[jira] Commented: (LUCENE-140) docs out of order

classic Classic list List threaded Threaded
1 message Options
Reply | Threaded
Open this post in threaded view

[jira] Commented: (LUCENE-140) docs out of order

JIRA jira@apache.org

    [ https://issues.apache.org/jira/browse/LUCENE-140?page=com.atlassian.jira.plugin.system.issuetabpanels:comment-tabpanel#action_12463243 ]

Michael McCandless commented on LUCENE-140:

Jed, thanks for testing the fix!

> Alas, this doesn't appear to be the problem. We are still getting
> it, but we do at least have a little more info. We added the doc and
> lastDoc to the IllegalArgEx and we are getting very strange numbers:
> java.lang.IllegalStateException: docs out of order (-1764 < 0)
> ...
> where doc = -1764 and lastDoc is zero

OK, so we've definitely got something else at play here (bummer!).
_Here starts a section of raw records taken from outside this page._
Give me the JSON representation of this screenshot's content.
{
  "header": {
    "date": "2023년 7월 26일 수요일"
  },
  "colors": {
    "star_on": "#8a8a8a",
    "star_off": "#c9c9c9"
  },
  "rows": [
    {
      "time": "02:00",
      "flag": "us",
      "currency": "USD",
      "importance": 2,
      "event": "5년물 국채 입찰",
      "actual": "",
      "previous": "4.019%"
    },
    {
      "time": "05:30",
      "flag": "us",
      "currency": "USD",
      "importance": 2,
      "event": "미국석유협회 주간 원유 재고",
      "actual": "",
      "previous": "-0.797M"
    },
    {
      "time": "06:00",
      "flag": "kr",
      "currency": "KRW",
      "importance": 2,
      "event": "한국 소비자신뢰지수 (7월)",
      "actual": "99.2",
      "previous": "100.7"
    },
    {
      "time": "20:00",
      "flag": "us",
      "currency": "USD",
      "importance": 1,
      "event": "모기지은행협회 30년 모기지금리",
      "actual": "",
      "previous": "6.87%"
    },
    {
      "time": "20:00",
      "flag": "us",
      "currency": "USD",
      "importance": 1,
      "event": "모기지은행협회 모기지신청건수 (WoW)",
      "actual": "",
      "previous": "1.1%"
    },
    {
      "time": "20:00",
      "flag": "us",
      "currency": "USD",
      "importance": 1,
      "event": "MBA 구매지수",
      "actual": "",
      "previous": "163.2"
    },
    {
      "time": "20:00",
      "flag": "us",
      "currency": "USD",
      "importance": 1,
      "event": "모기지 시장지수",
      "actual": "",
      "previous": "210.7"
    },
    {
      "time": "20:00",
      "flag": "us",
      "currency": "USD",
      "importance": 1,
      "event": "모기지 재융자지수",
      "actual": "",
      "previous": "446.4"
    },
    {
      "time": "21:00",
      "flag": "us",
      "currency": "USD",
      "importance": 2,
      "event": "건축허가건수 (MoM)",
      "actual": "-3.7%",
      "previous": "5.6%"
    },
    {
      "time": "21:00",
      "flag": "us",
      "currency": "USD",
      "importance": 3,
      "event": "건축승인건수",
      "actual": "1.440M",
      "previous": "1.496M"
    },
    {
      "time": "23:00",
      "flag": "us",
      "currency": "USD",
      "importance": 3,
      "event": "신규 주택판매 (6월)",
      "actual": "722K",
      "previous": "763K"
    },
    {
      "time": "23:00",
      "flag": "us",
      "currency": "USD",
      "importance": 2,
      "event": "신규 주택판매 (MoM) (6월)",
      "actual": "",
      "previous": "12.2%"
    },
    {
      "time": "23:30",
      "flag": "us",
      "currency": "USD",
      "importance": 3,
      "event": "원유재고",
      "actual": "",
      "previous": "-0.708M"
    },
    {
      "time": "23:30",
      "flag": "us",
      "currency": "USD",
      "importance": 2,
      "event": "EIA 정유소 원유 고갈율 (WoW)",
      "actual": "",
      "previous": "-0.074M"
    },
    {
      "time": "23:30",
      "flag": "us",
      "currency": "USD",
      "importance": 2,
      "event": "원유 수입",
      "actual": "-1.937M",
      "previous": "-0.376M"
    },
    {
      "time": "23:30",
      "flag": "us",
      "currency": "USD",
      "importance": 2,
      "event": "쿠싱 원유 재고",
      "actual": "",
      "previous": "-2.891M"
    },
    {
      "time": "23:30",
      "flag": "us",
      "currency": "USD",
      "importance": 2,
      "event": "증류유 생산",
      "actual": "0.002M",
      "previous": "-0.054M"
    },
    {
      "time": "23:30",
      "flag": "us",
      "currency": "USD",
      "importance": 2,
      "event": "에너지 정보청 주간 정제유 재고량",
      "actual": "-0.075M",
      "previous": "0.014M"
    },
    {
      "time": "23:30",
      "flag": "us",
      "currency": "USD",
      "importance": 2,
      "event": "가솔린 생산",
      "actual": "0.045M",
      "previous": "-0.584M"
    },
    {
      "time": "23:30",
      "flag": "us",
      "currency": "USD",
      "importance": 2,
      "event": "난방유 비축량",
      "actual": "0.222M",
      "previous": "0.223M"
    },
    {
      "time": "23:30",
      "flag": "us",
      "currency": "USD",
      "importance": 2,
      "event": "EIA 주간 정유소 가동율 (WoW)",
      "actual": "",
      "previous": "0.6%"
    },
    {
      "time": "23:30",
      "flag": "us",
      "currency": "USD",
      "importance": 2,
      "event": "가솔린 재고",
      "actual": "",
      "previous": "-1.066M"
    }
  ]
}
That
(negative doc number) is very strange.  I will keep looking a this.  I
will prepare a patch on 1.9.1 that adds some more instrumentation so
we can get more details when you hit this ...

> We do only use the deleteDocuments(Term) method, so we are not sure
> whether this will truly fix our problem, but we note that that
> method calls deleteDocument(int) based on the TermDocs returned for
> the Term - and maybe they can be incorrect???

Right, but I had thought the docNum's coming in from this path would
be correct.  It sounds like we have another issue at play here that
can somehow get even these doc numbers messed up.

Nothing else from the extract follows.